(1.) This second appeal is by defendants 1 to 3. The plaintiffs predecessor granted a permanent mukarrari to defendant 4 at an annual rent of Rs. 19. The lease contains a proviso entitling the lessor to re-enter on default of payment of rent on 30 Jeth of any year. In 1934 the lessee transferred his interest to defendants 1 to 3. He had not paid the rent for 1341 and defendants 1 to 3 defaulted in payment of the rent for 1342. The plaintiffs instituted the present suit to eject the defendants and to recover compensation for breach of the condition for payment of rent. The first Court directed defendants 1 to 3 to pay the plaintiffs Rs. 21-9-6, the amount claimed for 1342, within 15 days, and ordered that in the event of payment within that period defendants should continue to hold the property, but in the event of default in payment within that period, the plaintiffs were to be given possession. Against that decision the plaintiffs appealed and obtained an unconditional decree for ejectment. The question raised in this appeal by defendants 1 to 3 is whether Section 155, Bihar Tenancy Act, applies. The relevant words of that Section are: A suit for ejectment of a tenant, on the ground that he has broken a condition on breach of which he is, under the terms of a contract between him and the landlord, liable to ejectment, shall not be entertained unless the landlord has served, in the prescribed manner, a notice on the tenant specifying the particular misuse or breach complained of, and where the misuse or breach is capable of remedy, requiring the tenant to remedy same, and, in any case, to pay reasonable compensation for the misuse or breach, and the tenant has failed to comply within a reasonable time with the request.
(2.) On behalf of the respondents, on the other hand, it is contended that the application of the provisions of Section 155 is excluded by Section 179 where the conditions entailing forfeiture are provided by a contract between the parties to a permanent lease. Section 179 enacts that: Nothing in this Act shall be deemed to prevent a proprietor or a holder of a permanent tenure in a permanently settled area from granting a permanent mukarrari lease on any terms agreed on between him and his tenant. Reference was also made in the course of the argument to Section 178. The relevant portion of that Section is: Nothing in any contract, between a landlord and a tenant made before or after the passing of this Act shall entitle a landlord to eject a tenant otherwise than in accordance with the provisions of this Act.
(3.) The learned advocate contends that by reason of the provisions of Section 178, Section 155 applies even in the ease of a permanent lease made after the passing of the Act. Reference was made to the decision in Afiladdi V/s. Satis Chandra A.I.R (1916) . Cal.722. That however was a case of a lease made prior to the passing of the Bengal Tenancy Act. A similar case was in Sri Ramchandra Naick v.
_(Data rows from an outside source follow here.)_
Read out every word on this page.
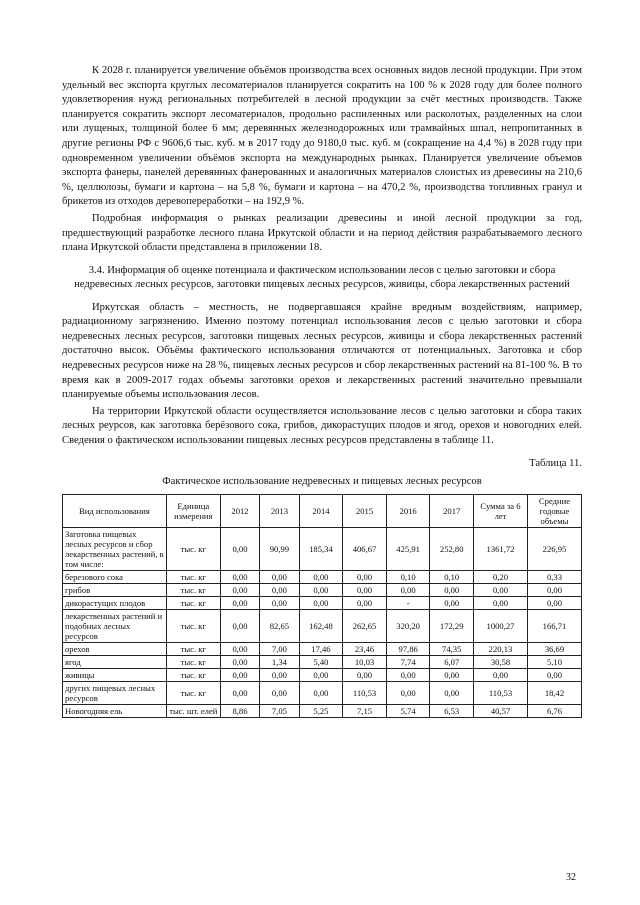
К 2028 г. планируется увеличение объёмов производства всех основных видов лесной продукции. При этом удельный вес экспорта круглых лесоматериалов планируется сократить на 100 % к 2028 году для более полного удовлетворения нужд региональных потребителей в лесной продукции за счёт местных производств. Также планируется сократить экспорт лесоматериалов, продольно распиленных или расколотых, разделенных на слои или лущеных, толщиной более 6 мм; деревянных железнодорожных или трамвайных шпал, непропитанных в другие регионы РФ с 9606,6 тыс. куб. м в 2017 году до 9180,0 тыс. куб. м (сокращение на 4,4 %) в 2028 году при одновременном увеличении объёмов экспорта на международных рынках. Планируется увеличение объемов экспорта фанеры, панелей деревянных фанерованных и аналогичных материалов слоистых из древесины на 210,6 %, целлюлозы, бумаги и картона – на 5,8 %, бумаги и картона – на 470,2 %, производства топливных гранул и брикетов из отходов деревопереработки – на 192,9 %.

Подробная информация о рынках реализации древесины и иной лесной продукции за год, предшествующий разработке лесного плана Иркутской области и на период действия разрабатываемого лесного плана Иркутской области представлена в приложении 18.

3.4. Информация об оценке потенциала и фактическом использовании лесов с целью заготовки и сбора недревесных лесных ресурсов, заготовки пищевых лесных ресурсов, живицы, сбора лекарственных растений

Иркутская область – местность, не подвергавшаяся крайне вредным воздействиям, например, радиационному загрязнению. Именно поэтому потенциал использования лесов с целью заготовки и сбора недревесных лесных ресурсов, заготовки пищевых лесных ресурсов, живицы и сбора лекарственных растений достаточно высок. Объёмы фактического использования отличаются от потенциальных. Заготовка и сбор недревесных ресурсов ниже на 28 %, пищевых лесных ресурсов и сбор лекарственных растений на 81-100 %. В то время как в 2009-2017 годах объемы заготовки орехов и лекарственных растений значительно превышали планируемые объемы использования лесов.

На территории Иркутской области осуществляется использование лесов с целью заготовки и сбора таких лесных реурсов, как заготовка берёзового сока, грибов, дикорастущих плодов и ягод, орехов и новогодних елей. Сведения о фактическом использовании пищевых лесных ресурсов представлены в таблице 11.

Таблица 11.
Фактическое использование недревесных и пищевых лесных ресурсов
Вид использования	Единица измерения	2012	2013	2014	2015	2016	2017	Сумма за 6 лет	Средние годовые объемы
Заготовка пищевых лесных ресурсов и сбор лекарственных растений, в том числе:	тыс. кг	0,00	90,99	185,34	406,67	425,91	252,80	1361,72	226,95
березового сока	тыс. кг	0,00	0,00	0,00	0,00	0,10	0,10	0,20	0,33
грибов	тыс. кг	0,00	0,00	0,00	0,00	0,00	0,00	0,00	0,00
дикорастущих плодов	тыс. кг	0,00	0,00	0,00	0,00	-	0,00	0,00	0,00
лекарственных растений и подобных лесных ресурсов	тыс. кг	0,00	82,65	162,48	262,65	320,20	172,29	1000,27	166,71
орехов	тыс. кг	0,00	7,00	17,46	23,46	97,86	74,35	220,13	36,69
ягод	тыс. кг	0,00	1,34	5,40	10,03	7,74	6,07	30,58	5,10
живицы	тыс. кг	0,00	0,00	0,00	0,00	0,00	0,00	0,00	0,00
других пищевых лесных ресурсов	тыс. кг	0,00	0,00	0,00	110,53	0,00	0,00	110,53	18,42
Новогодняя ель	тыс. шт. елей	8,86	7,05	5,25	7,15	5,74	6,53	40,57	6,76
32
Ajidhya Singh A.I.R (1935) . Pat. 508 where also the question of the application of Section 155 to a case of lease executed after the enactment of Section 179 was considered. Delivering the judgment of the Court, Dhavle J. said at p. 644: Holders of permanent mukarrari tenures were thus governed by the provisions of their leases as regards liability to ejectment for non- payment of rent among other grounds, but were nevertheless entitled, if the matter came into Court, to have 15 days grace for payment (that is to say, under Secs.78 and 52 of the Act of 1859 and 1869, respectively). The Bengal Tenancy Act seems to have left them in substantially the same position, while specially providing in Section 179 for future permanent mukarrari leases in permanently settled area that nothing in the Act shall be deemed to prevent such leases being made on any terms that may be agreed upon between the parties; that is to say, his Lordship specially left open the question whether the words "terms agreed on between the parties" in Section 179 excluded or did not exclude the operation of Section 155. In the Full Bench decision of this Court in Nawabzada Syed Moinuddin Mirza V/s. Surendra Kumar A.I.R (1934) . Pat. 153 it was held that where a permanent lease is explicit, the general provisions of law do not apply, such as, for instance, the provisions in Section 68 for the awarding of damages where rent has been withheld.